Halasana Yoga Pose Photo Gallery




Reason No. 4: Your therapist can’t coach you to greatness.

When it comes to most life challenges, people need a coach a lot more than they need a therapist. They want someone to help them articulate their vision for their lives; they need someone to help them create a plan to achieve that vision; they require an individual to inspire and motivate them as they move forward; and they want a responsible person to monitor their progress and suggest course corrections when they stray from the path they’ve set.

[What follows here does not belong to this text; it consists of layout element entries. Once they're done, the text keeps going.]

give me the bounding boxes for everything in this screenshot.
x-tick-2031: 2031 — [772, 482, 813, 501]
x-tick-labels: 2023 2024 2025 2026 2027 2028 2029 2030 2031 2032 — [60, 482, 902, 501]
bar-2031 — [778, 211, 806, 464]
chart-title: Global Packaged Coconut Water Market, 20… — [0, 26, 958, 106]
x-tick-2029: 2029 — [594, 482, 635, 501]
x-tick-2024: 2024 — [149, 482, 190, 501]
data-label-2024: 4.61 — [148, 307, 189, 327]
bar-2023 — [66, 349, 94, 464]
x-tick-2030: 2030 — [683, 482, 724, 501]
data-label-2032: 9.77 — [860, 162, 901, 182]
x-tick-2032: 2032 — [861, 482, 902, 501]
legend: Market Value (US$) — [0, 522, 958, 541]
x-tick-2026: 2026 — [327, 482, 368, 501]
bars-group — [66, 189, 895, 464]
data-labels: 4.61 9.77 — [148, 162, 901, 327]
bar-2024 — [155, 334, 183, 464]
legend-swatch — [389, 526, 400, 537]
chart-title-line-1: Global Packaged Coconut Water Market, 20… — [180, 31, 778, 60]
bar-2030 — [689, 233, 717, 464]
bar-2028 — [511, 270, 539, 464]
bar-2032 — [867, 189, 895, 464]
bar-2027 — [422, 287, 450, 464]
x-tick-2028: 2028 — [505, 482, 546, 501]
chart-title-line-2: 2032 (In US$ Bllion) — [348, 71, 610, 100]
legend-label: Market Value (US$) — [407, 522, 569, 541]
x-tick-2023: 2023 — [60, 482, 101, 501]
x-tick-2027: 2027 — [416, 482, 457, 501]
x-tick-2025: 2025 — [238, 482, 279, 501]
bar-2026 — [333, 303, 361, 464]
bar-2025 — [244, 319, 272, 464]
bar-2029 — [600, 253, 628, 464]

Mae has been in yoga poses with the same therapist for ten years. In the early years, the yoga poses was very effective in helping Mae better understand herself as well as her family of origin. It also helped her feel better and understood. As the years went by, Mae started to yearn for a more outcomes’ oriented process. She was interested in finding a mate and building a career she would enjoy and find meaningful. However, whenever she asked the therapist to help her with these goals, the therapist politely refused by saying she didn’t work that way, that she saw her role as simply to help Mae clarify feelings and thoughts, not work toward Mae’s goals. It took another year, but Mae eventually found a coach and left yoga poses behind. Today, Mae is happily married and runs a dynamic Web site commerce business from home.

Like Mae, many people go for years without seeing this refusal to discuss goals as a reason to fire their therapists. To evaluate if your therapist is helping you achieve greatness, answer the following questions:

Has he ever asked me about my vision for my future? Has he encouraged me to talk about how I see my life five or ten or fifteen years from now?